The Apex Court said that in the instant case, for instance, on the 28th March 2013, appellant applied that the bail granted to the accused be revoked and bench warrant for his arrest be issued as he was absent from Court without explanation a prayer that was granted by the trial Court. It was also noted, that the appellant did not apply that summons be issued to the 1st and 2nd respondents who stood sureties to 3rd respondent to come and show cause why each of them should not forfeit the bail bond or recognizance he entered, for failure to produce the 3rd respondent in Court. That the 3rd respondent was brought to Court under arrest on the day judgment was to be delivered thus, the 1st and 2nd respondents never knew that they were to forfeit the recognizance they entered with the trial Court. It was stated that the snag here is that judgment on the main case involving criminal allegations which laid the basis for 3rd respondent’s admission to bail, was delivered on the 13/06/13, wherein the 3rd respondent was discharged and acquitted of the criminal allegations. The motion on Notice for forfeiture of the bail bonds was filed on the 28/6/2013, i.e. after judgment had already been delivered.

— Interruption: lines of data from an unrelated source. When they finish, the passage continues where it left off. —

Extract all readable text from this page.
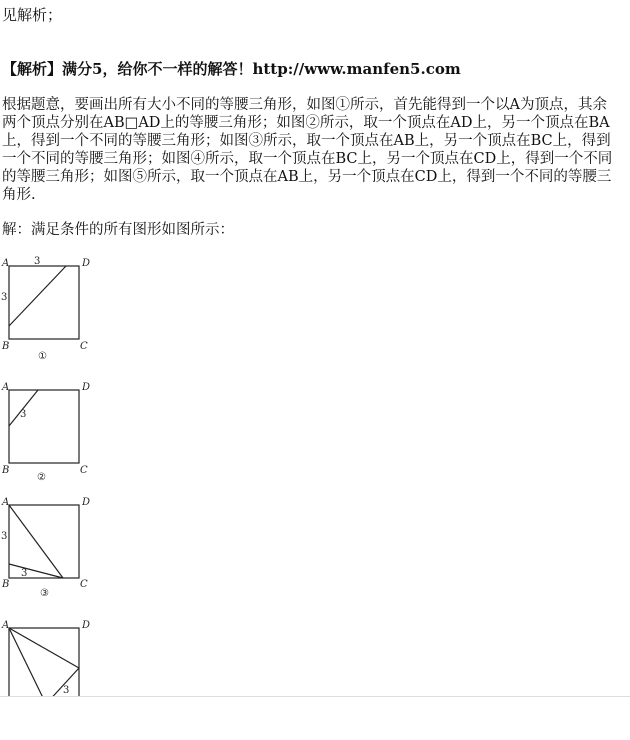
见解析；
【解析】满分5，给你不一样的解答！http://www.manfen5.com
根据题意，要画出所有大小不同的等腰三角形，如图①所示，首先能得到一个以A为顶点，其余
两个顶点分别在AB□AD上的等腰三角形；如图②所示，取一个顶点在AD上，另一个顶点在BA
上，得到一个不同的等腰三角形；如图③所示，取一个顶点在AB上，另一个顶点在BC上，得到
一个不同的等腰三角形；如图④所示，取一个顶点在BC上，另一个顶点在CD上，得到一个不同
的等腰三角形；如图⑤所示，取一个顶点在AB上，另一个顶点在CD上，得到一个不同的等腰三
角形.
解：满足条件的所有图形如图所示：
A	D
B	C
3
3
①
A	D
B	C
3
②
A	D
B	C
3
3
③
A	D
3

The Apex Court then held that the Court of Appeal was therefore quite correct in affirming the trial Court’s decision on the application for forfeiture of bail bond. That once judgment is delivered, resulting in conviction or discharge and acquittal of the accused person, the obligation of the surety terminates. Thus, an application for forfeiture, brought after judgment has been delivered with the accused person discharged and acquitted, is unknown to law. The issue was resolved against the Appellant.

On issue 2, the Court stated that since the beginning of independence, statutes enacted by the Nigerian Legislatures, Federal, Regional, States or Foreign ones which have been adopted and domesticated by Nigerian Legislature enjoy the sacrosanct and applicability with full force on any subject matter which is relevant to a particular statute. That other foreign statute remains up to today of persuasive authority and nothing stops reference being made to such a foreign statute for elucidation or comparative analysis. The Court then held that there was nothing wrong with the Court of Appeal citing Halsbury’s Laws of England in elucidating the requirements set by law generally for forfeiture of bail bond/recognizance. This issue was also resolved against the Appellant.

On issue 3, the Apex Court considered the provisions of Section 107 of the Evidence Act, 2011 (as amended) and resolved the issue against the Appellant.

Having resolved all the two issues against the Appellants, the Court found the appeal lacking in merit and it was dismissed.